De la playa venían los gritos y el ruido de la tropa en marcha; rumor de guerra con sus tambores, sus órdenes, sus quejidos, carreras, choques y revolcones. Aquello se acercaba, aumentando en tamaño y pronto distinguimos un pesado entrevero de colores y formas en la luz naciente.

Fuese calmando la tropa hasta formar una sola masa de movimiento, de la cual yo era el principio tallado en punta.

En mi aislamiento y mientras el amanecer iba haciendo su obra, me sentí de pronto triste. ¿Por qué? Tal vez fuera un detalle del oficio. Hoy en la cocina, antes de la partida, no había oído ninguna risa, sorprendiéndome, por el contrario, la seriedad de las expresiones. ¿Sería porque dejaban algo detrás suyo? ¿Sería un pasajero momento de duda al iniciar la tarea, en que corrían el albur de no volver más a sus pagos, a sus familias? No conociendo lo que era extrañar la querencia, explicábame a medias los sentimientos nostálgicos. ¿Sería, entonces, por las chinas y los guachitos? ¿Y qué tenía yo que ver con eso? Una carita olvidada en el trajín de mi partida, se presentó nítida a mis ojos. Aurora.

Aurora, pensé, ¿qué tenía que ver conmigo sino el compartimiento de un juego, sin mayor pasión, dada nuestra rudimentaria sensualidad?

Sin embargo, la imagen no retrocedió ante mi pensamiento. ¿En qué andaría a esas horas? ¿No estaría triste, a pesar de la sonrisa con que me había despedido la noche antes, en el maizal?

Idear una expresión de llanto en su pequeño rostro hecho de alegría, me echó en un repentino enternecimiento.

«Chinita», dije casi fuerte, y mordí la manijera del rebenque mirando hacia adelante, para abstraerme en otra cosa.

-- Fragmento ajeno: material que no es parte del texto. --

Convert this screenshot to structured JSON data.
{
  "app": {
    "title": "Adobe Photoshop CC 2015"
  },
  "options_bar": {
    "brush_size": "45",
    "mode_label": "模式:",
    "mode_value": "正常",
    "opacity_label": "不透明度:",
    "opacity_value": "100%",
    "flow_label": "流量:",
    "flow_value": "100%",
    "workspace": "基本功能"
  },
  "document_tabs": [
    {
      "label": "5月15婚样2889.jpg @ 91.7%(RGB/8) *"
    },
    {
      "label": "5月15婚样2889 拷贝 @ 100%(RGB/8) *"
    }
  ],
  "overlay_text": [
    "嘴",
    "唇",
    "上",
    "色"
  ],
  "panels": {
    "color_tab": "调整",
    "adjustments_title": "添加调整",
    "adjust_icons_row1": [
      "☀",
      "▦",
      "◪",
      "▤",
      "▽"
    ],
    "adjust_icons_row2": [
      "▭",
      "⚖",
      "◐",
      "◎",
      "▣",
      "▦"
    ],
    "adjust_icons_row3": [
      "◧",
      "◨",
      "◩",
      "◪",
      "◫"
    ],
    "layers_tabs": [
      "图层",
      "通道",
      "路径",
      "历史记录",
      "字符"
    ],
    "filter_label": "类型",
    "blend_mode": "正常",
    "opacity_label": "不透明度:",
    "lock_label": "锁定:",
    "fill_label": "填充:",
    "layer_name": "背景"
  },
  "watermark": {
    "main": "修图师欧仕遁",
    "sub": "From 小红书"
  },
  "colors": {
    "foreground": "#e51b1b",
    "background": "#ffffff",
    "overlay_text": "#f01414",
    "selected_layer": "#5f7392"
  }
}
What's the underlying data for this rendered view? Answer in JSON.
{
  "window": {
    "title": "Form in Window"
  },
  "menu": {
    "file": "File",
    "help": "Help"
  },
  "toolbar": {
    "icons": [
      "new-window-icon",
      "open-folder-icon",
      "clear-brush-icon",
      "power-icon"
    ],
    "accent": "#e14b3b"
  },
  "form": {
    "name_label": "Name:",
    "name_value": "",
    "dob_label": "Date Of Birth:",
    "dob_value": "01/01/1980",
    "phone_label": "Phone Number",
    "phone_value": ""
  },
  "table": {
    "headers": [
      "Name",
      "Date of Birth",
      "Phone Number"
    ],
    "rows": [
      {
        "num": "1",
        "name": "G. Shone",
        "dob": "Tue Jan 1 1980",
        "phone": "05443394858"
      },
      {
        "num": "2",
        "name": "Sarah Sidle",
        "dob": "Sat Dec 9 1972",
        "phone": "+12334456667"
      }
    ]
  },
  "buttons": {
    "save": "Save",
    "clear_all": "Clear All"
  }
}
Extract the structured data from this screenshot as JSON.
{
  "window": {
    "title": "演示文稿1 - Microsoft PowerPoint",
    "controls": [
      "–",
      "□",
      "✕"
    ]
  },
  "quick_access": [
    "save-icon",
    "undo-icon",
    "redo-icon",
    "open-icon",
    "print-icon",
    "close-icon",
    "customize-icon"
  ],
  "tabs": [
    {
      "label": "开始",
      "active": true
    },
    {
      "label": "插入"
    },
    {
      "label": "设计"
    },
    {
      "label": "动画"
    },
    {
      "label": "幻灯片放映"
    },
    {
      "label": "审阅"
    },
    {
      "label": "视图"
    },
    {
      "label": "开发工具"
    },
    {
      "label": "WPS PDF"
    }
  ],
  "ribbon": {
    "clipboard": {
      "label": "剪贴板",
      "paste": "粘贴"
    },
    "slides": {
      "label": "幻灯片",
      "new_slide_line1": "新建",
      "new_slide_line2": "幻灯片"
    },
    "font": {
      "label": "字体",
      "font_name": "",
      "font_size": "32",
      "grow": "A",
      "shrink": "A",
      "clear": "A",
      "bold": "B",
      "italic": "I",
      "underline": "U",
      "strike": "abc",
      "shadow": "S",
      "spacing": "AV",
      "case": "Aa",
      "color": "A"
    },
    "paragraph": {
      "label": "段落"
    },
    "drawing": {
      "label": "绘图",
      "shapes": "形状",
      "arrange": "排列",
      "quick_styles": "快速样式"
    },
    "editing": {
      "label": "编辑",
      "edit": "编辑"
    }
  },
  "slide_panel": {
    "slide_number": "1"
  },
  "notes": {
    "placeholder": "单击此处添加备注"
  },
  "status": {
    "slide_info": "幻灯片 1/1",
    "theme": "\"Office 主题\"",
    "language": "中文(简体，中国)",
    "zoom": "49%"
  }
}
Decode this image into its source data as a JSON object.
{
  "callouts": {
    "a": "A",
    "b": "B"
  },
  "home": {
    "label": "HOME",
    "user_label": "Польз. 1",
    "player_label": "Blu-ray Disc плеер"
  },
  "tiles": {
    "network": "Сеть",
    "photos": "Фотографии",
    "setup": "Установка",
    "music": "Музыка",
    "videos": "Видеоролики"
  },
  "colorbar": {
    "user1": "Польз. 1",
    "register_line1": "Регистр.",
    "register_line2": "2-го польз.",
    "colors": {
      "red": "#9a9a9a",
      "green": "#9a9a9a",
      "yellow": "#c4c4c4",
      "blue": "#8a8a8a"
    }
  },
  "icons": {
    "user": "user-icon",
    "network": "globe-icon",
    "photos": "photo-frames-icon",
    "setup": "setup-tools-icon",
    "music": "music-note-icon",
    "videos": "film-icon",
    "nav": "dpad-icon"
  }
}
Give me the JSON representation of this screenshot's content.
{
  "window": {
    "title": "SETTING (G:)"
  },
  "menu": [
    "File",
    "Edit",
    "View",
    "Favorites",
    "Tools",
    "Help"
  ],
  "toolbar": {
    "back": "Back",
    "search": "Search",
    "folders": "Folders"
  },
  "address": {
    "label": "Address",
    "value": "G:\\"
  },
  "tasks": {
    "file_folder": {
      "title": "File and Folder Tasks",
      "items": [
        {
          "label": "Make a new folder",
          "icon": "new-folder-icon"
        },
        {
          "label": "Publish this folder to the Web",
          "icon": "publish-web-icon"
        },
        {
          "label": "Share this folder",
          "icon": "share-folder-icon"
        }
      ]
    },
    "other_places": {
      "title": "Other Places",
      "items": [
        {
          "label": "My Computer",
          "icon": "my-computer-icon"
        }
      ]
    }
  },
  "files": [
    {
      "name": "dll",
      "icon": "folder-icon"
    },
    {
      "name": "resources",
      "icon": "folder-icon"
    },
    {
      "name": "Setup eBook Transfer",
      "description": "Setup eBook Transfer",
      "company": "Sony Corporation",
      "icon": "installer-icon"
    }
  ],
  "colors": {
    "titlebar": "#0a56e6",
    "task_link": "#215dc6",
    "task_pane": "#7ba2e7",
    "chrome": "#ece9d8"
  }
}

El día se iba preparando hacia el Este con vibración potente. Mi petizo escarceaba seguido como llamando la madrugada. Ya un pájaro tendía el vuelo sobre la llanura.

Los recuerdos de mis últimas dos horas en la estancia, parecían empaparse de finura y lejanía.

Al día siguiente de mi primer encuentro con Aurora, había ido a hacer efectiva mi compra, y de vuelta la encontré en el mismo lugar, pero esa vez hosca.

-Güenas tardes.

-Güenas.

-¿Estah'enojada?

-No he de estar. Anoche por culpa tuya, he perdido una sortija entre el maíz y mamá me ha pegao una paliza.

-¿Querés que la busque? -pregunté, no sin malicia.

-¿Te acordás donde jue?

-Como no me via acordar, preciosa.

-Sonso.

Después, juntos habíamos buscado la pequeña joya y habíamos encontrado nuestros juegos.

Esa tarde no me había reñido, y al apartarnos, no fui yo quien dijo:

-Mañana te espero.

Pobre chinita, aquel mañana había sido nuestro último encuentro.

Distrájome de mis pensamientos la cruzada del río. Volvió a formarse el remolino y el griterío osciló la tropa asustada, hasta que los primeros novillos se echaron al agua. Llenose de espuma, de risas y roturas, la corriente arisca; salimos a la otra orilla con las cinchas goteando y alguno que otro salpicón en las bombachas.

Sobre la tierra, de pronto oscurecida, asomó un sol enorme y sentí que era yo un hombre gozoso de vida. Un hombre que tenía en sí una voluntad, los haberes necesarios del buen gaucho y hasta una chinita querendona que llorara su partida.